Evelyn Barnes, a former patient at teh clinic, said she was disappointed the clinic would close. "My doctor here was good, real nice," barnes said. At other hospitals and clinics, barnes said she did not feel she was treated with the same level of care and respect she received at the university-run clinics. She said teh medical center was one of teh few hospitals on teh South Side that continues to have a god reputation in the community. "Something needs to be done about the hospital system," she said.

Herald June 10 reports on protests. As reported by Sam Cholke, the UC alleges it is losing $600-$800 thousand a year on the clinic. Opponents CHART do agree with Dean Madara's long-time insistence that academic hospitals cost per is about 60% higher than community hospitals and clinics, largely because of clinical research and training and capital-intensive sophisticated equipment and that academics shouldn't compete with community hospitals, which receive federal reimbursement.
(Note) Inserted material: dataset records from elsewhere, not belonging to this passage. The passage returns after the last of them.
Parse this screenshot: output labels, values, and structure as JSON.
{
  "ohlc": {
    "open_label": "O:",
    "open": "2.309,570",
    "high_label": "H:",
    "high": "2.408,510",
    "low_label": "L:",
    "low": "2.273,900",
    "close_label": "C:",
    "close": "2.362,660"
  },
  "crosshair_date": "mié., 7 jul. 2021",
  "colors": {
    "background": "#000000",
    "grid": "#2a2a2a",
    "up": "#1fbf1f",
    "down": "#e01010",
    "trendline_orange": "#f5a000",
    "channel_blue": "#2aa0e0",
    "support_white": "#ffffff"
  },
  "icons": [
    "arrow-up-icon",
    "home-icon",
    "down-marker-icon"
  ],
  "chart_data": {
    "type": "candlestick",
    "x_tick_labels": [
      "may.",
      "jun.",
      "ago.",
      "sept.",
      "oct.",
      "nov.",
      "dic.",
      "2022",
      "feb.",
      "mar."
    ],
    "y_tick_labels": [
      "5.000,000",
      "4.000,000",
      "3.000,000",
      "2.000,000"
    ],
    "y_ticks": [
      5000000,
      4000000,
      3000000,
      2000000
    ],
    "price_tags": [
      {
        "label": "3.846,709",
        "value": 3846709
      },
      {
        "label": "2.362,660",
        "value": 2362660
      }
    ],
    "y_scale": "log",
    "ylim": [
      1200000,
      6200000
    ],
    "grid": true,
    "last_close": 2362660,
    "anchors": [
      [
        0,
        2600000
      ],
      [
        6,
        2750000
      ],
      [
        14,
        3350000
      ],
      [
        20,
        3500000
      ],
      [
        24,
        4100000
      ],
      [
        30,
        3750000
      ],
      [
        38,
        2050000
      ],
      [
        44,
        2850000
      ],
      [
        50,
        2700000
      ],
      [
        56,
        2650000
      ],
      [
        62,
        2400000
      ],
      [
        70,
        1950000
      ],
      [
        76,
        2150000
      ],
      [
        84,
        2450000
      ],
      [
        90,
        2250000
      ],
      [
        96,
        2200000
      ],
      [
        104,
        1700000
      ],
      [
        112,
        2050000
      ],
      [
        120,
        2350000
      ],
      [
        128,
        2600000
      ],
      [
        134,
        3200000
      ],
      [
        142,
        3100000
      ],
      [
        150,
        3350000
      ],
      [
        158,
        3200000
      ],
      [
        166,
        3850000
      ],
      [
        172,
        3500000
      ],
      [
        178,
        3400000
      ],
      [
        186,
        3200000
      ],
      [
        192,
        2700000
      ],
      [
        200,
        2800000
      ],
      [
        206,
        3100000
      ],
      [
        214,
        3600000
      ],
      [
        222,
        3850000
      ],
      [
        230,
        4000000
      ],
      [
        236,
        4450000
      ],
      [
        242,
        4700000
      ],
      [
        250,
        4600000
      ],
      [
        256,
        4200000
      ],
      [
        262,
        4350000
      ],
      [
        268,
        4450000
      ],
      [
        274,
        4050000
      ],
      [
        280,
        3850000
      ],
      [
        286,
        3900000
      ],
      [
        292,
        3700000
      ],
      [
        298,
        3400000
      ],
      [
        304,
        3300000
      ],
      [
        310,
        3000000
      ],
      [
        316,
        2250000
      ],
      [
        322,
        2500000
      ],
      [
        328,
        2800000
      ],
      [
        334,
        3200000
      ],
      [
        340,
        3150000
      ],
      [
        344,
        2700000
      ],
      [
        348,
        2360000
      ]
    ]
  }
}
An interview-based paper by UC public policy graduate student Laurie Bankhead says the South Side lacks specialty care and at the same time underutilizes primary care infrastructure. Illinois Health Connect allocates slots to areas and particular providers and matches Medicaid patients with a primary doctor compensated at a higher rate for having a Medicaid recipient-- but many of the slots are not used, allegedly due to resident's skepticism about routine care (itself or on the South Side?) and that it may cost more than an ER! or this or that hospital "is a dump"

Re referring routine patients away, Rep. Bobby Rush has called for a Congressional hearing on whether UC et al are "dumping" and therefore should lose federal funding. Law provides that a patient must be able to make the transfer without adverse heath effect and the receiver hospital the capacity to admit the patient. Heather O'Donnell policy director for Center for Tax and Budget Accountability told the Herald free and discounted care for the poor (by UC?) was $8.7 million in 2008 and the hospital cannot count bad debt and shortfalls from government programs. UC disagrees citing reports and the IRS. In Illinois, hospitals get 73 cents on the dollar for Medicaid and 93 cents for Medicare patients. UCMC for 2008 reported shortfalls for the two of $49.2 m and $70.2 m. The UC says it provided $10.9 million charity care. The UC cites $42.6 for education and $10 m for research as among its community benefits.

Herald June 17, 2009. Clinic fallout spreads.
By Sam Cholke

Closure of a women's clinic run by the University of Chicago has re ignited a debate about how its medical center treats the poor. The controversy began in January when medical center officials announced they were considering new policies for the emergency room. At several rallies in recent weeks, complaints abut emergency care surfaced alongside protest of closure of the women's clinic, 1301 E. 47th St.

Some former patients claimed that while they were admitted to the emergency room, they didn't receive adequate care -- a charge medical center officials deny. Cynthia Ashley protested alongside about 30 people May 29 outside the University's Administration Building, 5801 S. Ellis Ave. She said she was admitted to the emergency room in July 2008 with a broken kneecap. She alleges that doctors there gave her an X-ray, painkillers and a set of crutches, and told her to head straight to John H. Stroger Jr. Hospital of Cook County for follow-up care. She said she believed the medical center had referred her to an outside hospital because she is covered by Medicaid. "I don't want to feel like that again," Ashley said. "If you don't have good insurance, they'll throw you out."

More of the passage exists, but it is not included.